Saturday, February 10th, 2007 07:05 pm (UTC)
Are you going to match-lap them or scrape them individually?

Ya KNOW... I don't know what materials you'd use for this, but if you could pour cast iron onto some dense liquid with higher mp than iron, you could make float iron and have a crazy flat surface (bar thermal distortion as it cools, I guess...)
Saturday, February 10th, 2007 07:27 pm (UTC)
I'm going to match-scrape them. Totally old school, baby.
Sunday, February 11th, 2007 01:00 am (UTC)
lower mp -- just higher bp than iron mp....

not coming up with anything :)
Sunday, February 11th, 2007 06:45 am (UTC)

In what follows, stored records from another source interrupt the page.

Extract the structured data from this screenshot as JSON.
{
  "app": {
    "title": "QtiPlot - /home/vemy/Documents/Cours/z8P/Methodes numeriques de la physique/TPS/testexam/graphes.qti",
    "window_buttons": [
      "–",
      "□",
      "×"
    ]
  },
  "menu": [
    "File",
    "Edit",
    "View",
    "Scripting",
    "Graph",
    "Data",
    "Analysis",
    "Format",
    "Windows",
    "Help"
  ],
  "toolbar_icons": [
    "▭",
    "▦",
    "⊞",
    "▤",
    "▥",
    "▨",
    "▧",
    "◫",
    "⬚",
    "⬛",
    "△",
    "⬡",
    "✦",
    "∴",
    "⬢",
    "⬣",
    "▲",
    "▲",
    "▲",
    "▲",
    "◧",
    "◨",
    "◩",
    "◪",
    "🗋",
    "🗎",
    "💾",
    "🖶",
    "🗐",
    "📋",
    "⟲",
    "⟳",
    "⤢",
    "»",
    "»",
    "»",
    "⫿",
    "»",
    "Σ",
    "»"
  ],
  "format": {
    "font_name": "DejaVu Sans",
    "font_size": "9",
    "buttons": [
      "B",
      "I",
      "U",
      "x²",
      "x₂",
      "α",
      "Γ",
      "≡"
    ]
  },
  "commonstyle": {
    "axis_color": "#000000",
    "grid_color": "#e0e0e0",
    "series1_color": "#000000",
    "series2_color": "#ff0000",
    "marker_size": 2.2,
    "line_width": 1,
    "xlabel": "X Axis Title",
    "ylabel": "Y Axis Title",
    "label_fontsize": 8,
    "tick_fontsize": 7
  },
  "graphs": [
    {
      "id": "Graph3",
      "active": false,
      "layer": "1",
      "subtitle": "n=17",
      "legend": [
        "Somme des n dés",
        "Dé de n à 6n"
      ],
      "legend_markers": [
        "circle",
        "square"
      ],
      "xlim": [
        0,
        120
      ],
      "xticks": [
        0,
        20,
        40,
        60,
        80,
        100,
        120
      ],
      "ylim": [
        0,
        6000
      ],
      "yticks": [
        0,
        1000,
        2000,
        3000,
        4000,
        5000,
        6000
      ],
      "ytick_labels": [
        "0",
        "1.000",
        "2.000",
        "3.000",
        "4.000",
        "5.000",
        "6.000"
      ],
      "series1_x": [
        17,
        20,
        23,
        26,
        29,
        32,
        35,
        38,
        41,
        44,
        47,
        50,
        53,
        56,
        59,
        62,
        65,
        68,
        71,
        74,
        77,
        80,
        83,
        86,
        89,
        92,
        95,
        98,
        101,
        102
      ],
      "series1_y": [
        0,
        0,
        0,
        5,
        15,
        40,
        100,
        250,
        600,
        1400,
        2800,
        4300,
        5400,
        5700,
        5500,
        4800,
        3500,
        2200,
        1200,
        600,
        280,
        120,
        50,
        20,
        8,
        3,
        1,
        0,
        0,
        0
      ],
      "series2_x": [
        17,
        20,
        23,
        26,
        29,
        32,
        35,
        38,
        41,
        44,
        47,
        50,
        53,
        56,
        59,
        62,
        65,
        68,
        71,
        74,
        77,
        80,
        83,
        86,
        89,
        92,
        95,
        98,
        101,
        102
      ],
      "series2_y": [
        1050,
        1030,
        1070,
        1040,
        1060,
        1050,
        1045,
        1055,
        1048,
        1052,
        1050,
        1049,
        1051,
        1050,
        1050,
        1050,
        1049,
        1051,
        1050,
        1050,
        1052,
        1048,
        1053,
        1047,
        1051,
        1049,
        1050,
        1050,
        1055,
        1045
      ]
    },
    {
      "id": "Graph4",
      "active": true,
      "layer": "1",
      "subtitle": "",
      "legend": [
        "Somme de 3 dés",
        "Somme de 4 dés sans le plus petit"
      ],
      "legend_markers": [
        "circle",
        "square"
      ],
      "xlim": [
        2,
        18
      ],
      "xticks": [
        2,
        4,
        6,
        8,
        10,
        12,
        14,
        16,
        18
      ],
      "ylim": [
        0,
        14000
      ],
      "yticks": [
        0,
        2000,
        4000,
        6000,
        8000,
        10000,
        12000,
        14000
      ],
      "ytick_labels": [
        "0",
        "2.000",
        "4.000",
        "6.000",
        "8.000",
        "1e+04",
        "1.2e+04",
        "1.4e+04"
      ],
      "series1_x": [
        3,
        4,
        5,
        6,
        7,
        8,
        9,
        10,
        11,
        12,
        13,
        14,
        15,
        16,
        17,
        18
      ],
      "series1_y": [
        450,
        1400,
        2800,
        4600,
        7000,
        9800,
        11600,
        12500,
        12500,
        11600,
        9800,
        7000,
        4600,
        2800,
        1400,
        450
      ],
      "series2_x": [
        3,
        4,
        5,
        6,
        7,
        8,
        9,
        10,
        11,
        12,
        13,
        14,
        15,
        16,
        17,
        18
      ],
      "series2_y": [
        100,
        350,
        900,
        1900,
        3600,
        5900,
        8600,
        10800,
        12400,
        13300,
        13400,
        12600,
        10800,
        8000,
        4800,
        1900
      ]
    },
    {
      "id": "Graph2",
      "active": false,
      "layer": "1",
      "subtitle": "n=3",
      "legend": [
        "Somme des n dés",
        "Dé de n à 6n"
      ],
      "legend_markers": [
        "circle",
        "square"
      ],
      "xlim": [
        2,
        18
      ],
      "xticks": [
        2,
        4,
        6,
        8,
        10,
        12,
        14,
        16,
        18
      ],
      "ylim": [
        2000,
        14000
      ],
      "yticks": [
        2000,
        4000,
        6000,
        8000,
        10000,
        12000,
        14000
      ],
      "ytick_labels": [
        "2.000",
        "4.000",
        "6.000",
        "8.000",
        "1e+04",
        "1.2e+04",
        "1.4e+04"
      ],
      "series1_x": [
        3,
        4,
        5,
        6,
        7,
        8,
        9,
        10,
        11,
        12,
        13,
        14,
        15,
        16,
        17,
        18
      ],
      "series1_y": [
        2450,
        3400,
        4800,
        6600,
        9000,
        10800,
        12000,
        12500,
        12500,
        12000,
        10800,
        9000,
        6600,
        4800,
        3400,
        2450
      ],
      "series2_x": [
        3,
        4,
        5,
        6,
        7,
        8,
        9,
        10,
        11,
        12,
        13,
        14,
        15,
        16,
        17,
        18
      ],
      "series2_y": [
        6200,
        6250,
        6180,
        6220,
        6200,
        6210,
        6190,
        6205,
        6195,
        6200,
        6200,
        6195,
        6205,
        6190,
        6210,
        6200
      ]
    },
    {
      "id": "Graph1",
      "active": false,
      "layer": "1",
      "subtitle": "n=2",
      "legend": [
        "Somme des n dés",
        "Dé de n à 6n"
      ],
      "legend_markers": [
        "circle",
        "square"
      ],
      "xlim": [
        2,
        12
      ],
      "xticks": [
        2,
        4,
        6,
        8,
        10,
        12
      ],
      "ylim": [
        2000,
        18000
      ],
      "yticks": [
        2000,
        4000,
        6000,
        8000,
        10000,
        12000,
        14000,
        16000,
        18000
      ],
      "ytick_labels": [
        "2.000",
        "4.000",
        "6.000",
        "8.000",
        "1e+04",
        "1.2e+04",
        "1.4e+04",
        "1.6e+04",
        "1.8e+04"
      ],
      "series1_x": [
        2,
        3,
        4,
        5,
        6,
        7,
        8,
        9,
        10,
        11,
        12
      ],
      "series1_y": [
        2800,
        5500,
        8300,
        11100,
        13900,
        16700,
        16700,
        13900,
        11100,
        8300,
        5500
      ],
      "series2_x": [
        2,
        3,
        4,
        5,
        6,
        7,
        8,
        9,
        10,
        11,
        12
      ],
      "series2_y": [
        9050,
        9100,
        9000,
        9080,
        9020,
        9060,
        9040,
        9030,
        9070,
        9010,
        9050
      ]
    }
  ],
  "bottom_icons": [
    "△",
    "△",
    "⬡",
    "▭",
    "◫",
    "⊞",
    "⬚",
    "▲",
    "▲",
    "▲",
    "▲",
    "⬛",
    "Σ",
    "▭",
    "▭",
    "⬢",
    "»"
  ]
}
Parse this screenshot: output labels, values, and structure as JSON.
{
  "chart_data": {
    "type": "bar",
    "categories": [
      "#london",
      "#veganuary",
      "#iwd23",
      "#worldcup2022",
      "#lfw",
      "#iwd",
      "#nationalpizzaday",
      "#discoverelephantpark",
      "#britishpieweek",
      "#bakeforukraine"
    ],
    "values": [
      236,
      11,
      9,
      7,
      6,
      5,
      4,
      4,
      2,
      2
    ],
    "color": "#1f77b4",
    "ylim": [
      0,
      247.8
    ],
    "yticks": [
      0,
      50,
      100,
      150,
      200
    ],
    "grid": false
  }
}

The warping issues as it cooled would be a huge problem. I have to assume that is the reason (to the best of my knowledge) no one has ever done this, unlike plate glass on molten tin. And even plate glass isn't THAT flat, not by optical/metrology standards.
Saturday, February 10th, 2007 09:48 pm (UTC)
The room we moved our robotics group into was the university's old metrology lab -- lovely air-conditioning and humidity control natch. The cupboards were another matter, including a venerable open container of mercury that, we discovered was used of old for mirroring flats for optical testing of surfaces with a sodium lamp and a knife-edge. This was a bit flatter than most surface plates need to be but it was a metrology lab, not a workshop.
Saturday, February 10th, 2007 10:11 pm (UTC)
Oooh, real climate control, nice. My robotics group always ended up with crap lab space in the sub-sub-basement, but that's what happens when you don't really have a source of funding.